Indonesia banyak disebut sebagai surga dunia. Negeri ini memiliki keagungan Sumber Daya Alam (SDA) melimpah. Hal tersebut bisa diamati dari beranekaragamnya flora dan fauna yang kita sebut sebagai keanekaragaman hayati.

Potensi alam yang melimpah tentu saja menjadi aset dan kekuatan potensial untuk mendongkrak Indonesia menjadi negara yang disegani dan maju. Sayangnya, apa yang terjadi pada negara ini sangat bertolak belakang dari harapan tersebut. Indonesia terpuruk dan masih berstatus sebagai negara berkembang dengan berbagai polemik yang tidak kunjung selesai. Salah satu masalah adalah kemandirian sektor pangan.
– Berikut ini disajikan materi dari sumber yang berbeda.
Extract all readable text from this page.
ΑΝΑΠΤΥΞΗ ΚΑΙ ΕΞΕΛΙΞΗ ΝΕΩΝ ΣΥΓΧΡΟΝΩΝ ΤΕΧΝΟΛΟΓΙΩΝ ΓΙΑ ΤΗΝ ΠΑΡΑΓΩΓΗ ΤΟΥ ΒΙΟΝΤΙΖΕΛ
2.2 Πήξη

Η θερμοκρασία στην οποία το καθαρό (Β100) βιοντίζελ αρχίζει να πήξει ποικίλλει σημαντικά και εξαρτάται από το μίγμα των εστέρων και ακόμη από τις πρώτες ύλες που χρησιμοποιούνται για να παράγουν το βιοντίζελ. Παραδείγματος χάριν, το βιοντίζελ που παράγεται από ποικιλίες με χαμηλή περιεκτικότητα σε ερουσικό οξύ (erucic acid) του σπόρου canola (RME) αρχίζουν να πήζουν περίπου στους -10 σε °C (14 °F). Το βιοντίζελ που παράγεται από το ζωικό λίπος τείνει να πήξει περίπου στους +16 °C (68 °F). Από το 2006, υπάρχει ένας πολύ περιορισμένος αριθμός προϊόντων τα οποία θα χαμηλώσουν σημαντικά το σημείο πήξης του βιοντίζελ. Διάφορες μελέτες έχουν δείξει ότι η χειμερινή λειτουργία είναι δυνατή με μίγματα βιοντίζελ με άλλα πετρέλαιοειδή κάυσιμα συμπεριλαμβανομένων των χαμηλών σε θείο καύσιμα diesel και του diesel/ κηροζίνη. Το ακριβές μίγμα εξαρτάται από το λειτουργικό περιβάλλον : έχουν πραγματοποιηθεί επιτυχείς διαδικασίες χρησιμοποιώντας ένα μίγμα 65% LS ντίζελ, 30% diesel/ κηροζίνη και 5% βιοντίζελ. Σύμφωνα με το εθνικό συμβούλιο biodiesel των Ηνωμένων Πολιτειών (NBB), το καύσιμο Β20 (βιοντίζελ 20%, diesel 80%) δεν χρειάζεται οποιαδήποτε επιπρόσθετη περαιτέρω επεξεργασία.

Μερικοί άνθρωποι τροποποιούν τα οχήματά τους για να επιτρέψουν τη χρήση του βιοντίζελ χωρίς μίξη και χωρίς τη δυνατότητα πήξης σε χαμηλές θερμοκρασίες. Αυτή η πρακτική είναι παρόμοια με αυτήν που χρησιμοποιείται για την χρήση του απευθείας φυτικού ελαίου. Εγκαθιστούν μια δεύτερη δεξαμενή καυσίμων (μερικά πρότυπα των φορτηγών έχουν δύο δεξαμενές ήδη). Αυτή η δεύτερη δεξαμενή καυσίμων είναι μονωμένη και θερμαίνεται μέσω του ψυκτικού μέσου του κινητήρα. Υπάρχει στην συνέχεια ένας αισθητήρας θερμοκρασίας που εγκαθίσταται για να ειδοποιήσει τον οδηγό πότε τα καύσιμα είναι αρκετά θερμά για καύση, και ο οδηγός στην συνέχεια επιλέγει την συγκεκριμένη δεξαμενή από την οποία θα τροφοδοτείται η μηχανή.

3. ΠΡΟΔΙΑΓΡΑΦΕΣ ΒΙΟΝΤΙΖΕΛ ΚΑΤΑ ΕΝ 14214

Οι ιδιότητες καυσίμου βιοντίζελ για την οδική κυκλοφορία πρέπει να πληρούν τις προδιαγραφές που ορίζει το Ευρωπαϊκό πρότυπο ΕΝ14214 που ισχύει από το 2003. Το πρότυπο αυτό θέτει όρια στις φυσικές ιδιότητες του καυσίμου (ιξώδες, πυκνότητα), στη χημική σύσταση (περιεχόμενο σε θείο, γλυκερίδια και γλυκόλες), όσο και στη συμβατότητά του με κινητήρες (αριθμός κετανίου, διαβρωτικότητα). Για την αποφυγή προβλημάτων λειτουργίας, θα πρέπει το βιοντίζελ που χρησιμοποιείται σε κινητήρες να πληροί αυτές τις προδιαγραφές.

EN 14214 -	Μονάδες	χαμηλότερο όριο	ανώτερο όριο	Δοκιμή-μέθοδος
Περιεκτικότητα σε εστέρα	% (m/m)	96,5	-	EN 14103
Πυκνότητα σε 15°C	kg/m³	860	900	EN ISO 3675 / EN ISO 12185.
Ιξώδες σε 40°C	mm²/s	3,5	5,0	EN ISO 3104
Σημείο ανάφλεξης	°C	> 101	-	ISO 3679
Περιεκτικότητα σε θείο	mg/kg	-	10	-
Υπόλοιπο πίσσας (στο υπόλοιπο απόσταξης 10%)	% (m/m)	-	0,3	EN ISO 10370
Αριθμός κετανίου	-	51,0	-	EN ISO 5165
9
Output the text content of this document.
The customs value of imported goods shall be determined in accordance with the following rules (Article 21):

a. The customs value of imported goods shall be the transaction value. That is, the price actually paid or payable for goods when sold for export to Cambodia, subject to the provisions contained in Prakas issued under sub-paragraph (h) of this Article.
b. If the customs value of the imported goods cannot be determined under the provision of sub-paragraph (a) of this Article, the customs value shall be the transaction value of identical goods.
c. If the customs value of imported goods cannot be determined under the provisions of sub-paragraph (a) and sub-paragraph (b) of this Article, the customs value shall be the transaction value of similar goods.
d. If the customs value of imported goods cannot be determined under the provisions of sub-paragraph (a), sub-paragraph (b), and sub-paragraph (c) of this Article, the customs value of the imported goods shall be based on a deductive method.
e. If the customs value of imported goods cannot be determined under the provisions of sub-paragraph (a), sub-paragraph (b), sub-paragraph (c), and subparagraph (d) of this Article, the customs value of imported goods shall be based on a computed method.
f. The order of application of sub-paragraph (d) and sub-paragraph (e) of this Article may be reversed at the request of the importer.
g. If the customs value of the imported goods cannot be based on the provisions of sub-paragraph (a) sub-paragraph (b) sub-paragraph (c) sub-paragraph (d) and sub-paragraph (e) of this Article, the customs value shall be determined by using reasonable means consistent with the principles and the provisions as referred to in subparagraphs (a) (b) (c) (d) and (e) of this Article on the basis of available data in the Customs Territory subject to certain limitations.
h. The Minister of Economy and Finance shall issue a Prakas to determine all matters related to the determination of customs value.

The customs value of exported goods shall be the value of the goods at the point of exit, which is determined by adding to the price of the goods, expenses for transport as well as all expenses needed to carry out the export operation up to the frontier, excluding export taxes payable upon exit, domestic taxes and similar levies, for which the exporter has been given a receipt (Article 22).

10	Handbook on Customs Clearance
Jumlah Sumber Daya Manusia (SDM) yang melimpah membuat krisis daya catu bahan pangan perlu serius diperhatikan.

Tuntutan masyarakat akan tersedianya makanan sehat, aman, namun tetap terjangkau, menjadikan produsen pangan menjadi panik. Sulitnya mencari bahan produksi, keterbatasan alat dan minimnya pengawasan dan standarisasi dari pemerintah menjadikan oknum produsen berani berbuat curang dengan mengelabuhi konsumen. Hal ini dilakukan dengan dalih agar mereka dapat bertahan dari gempuran produk impor yang datang membanjiri pasar.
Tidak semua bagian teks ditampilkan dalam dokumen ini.